Yours is the Earth and everything that’s in it, 

And – which is more – you’ll be a Man my son!”

These words from Rudyard Kipling’s poem, “If,” greeted hundreds of Marines, Sailors and Soldiers as they gathered at the chapel here Aug. 2 to pay homage to Lt. Col. David S. “Rhino” Greene, an AH-1W Super Cobra pilot and aviation maintenance officer with Marine Light Attack Helicopter Squadron 775, Marine Aircraft Group 16, 3rd Marine Aircraft Wing. Greene was killed July 28 while providing cover for casualty evacuation of critically injured Marines and close air support to his fellow Marines on the ground.

The blow to this close-knit Marine aviation community was evident, though there were few outward displays during the service.

“The squadron’s stoic acceptance of a loss of a fellow warrior is indicative of her drive to complete a righteous and important mission,” said Col. Guy M. Close, commanding officer, MAG-16, under whom HMLA-775 falls while deployed to Iraq. “They’re well-led, once again demonstrating that they are among the best America has to offer.”

A platoon of Marines from Weapons Company, 2nd Battalion, 4th Marine Regiment, 1st Marine Division, the infantry unit Greene was providing air support to when he was killed, were also on hand to pay their respect during the memorial ceremony.

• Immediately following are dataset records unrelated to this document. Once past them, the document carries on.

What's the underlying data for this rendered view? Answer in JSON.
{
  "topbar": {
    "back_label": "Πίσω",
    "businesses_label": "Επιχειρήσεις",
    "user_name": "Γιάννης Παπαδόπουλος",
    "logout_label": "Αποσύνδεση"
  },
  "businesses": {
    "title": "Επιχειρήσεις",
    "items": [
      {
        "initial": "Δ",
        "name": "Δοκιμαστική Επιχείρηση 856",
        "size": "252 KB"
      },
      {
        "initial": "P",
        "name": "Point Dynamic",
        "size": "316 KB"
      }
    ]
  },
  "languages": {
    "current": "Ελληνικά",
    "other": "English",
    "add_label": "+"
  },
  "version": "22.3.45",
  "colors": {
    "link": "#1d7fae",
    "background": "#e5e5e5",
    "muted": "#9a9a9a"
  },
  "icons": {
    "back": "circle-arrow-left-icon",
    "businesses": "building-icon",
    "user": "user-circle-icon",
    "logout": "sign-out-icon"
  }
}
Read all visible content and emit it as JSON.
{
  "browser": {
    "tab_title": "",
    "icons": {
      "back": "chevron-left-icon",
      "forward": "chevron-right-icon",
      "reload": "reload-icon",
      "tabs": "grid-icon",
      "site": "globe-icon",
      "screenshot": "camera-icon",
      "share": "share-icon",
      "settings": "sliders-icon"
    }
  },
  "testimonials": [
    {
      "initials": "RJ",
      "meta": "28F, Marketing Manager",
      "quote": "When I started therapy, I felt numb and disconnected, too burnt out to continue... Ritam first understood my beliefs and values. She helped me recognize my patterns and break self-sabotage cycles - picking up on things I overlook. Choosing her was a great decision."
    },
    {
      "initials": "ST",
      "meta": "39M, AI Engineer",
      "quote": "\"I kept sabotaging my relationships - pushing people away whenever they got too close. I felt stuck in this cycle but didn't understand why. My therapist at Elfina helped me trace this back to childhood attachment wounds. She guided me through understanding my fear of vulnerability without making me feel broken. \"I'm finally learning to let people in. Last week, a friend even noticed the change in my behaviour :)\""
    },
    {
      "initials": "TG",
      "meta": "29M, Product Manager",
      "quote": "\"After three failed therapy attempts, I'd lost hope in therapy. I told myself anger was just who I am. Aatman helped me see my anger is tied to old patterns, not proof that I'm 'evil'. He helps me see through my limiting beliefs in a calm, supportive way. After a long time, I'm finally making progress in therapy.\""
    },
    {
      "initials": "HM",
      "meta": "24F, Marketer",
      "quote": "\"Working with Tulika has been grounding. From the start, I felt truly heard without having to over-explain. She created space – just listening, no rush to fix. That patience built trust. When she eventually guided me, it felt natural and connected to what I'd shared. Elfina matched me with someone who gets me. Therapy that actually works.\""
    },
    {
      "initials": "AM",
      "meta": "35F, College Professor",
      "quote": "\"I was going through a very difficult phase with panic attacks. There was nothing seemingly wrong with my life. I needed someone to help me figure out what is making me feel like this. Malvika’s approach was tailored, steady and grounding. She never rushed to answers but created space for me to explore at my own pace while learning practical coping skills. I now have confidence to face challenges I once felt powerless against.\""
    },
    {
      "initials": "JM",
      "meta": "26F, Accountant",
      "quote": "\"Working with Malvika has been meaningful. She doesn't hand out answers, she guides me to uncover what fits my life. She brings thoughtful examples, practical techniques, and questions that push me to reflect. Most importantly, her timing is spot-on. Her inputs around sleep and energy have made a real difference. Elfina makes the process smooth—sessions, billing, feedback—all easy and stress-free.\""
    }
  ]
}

Greene was a Marine reservist, who graduated from the Naval Academy in 1986. A native of Illion, N.Y., he lived with his wife and two children in Shelburne, Vt., while assigned to Detachment A, HMLA-775, a reserve squadron based in Johnstown, Pa. He was known for his down-to-earth personality, good humor and judicious, well-considered counsel.

Lt. Col. Karl F. Frost, executive officer, HMLA-775, spoke of Greene’s “unassuming nobility.”

Voice cracking with emotion, he said, “If I could say one thing right now, it would be ‘thank you.’”

Greene, a project manager for B.F. Goodrich Aerospace in Vermont, was scheduled to return to the United States in just a few weeks.

“He had humor, wit and a perpetual smile for all around him,” said Lt. Col. Bruce S. Orner, commanding officer, HMLA-775. “He effortlessly enriched the lives of all with whom he came in contact.

“Our prayers go out to his family,” he added. “His ‘final’ mission was complete, and it was his time to go home.”

He is survived by his wife, Sarah, and children, Wesley and Jena.


Class of 1986

David is one of 8 members of the Class of 1986 on Virtual Memorial Hall.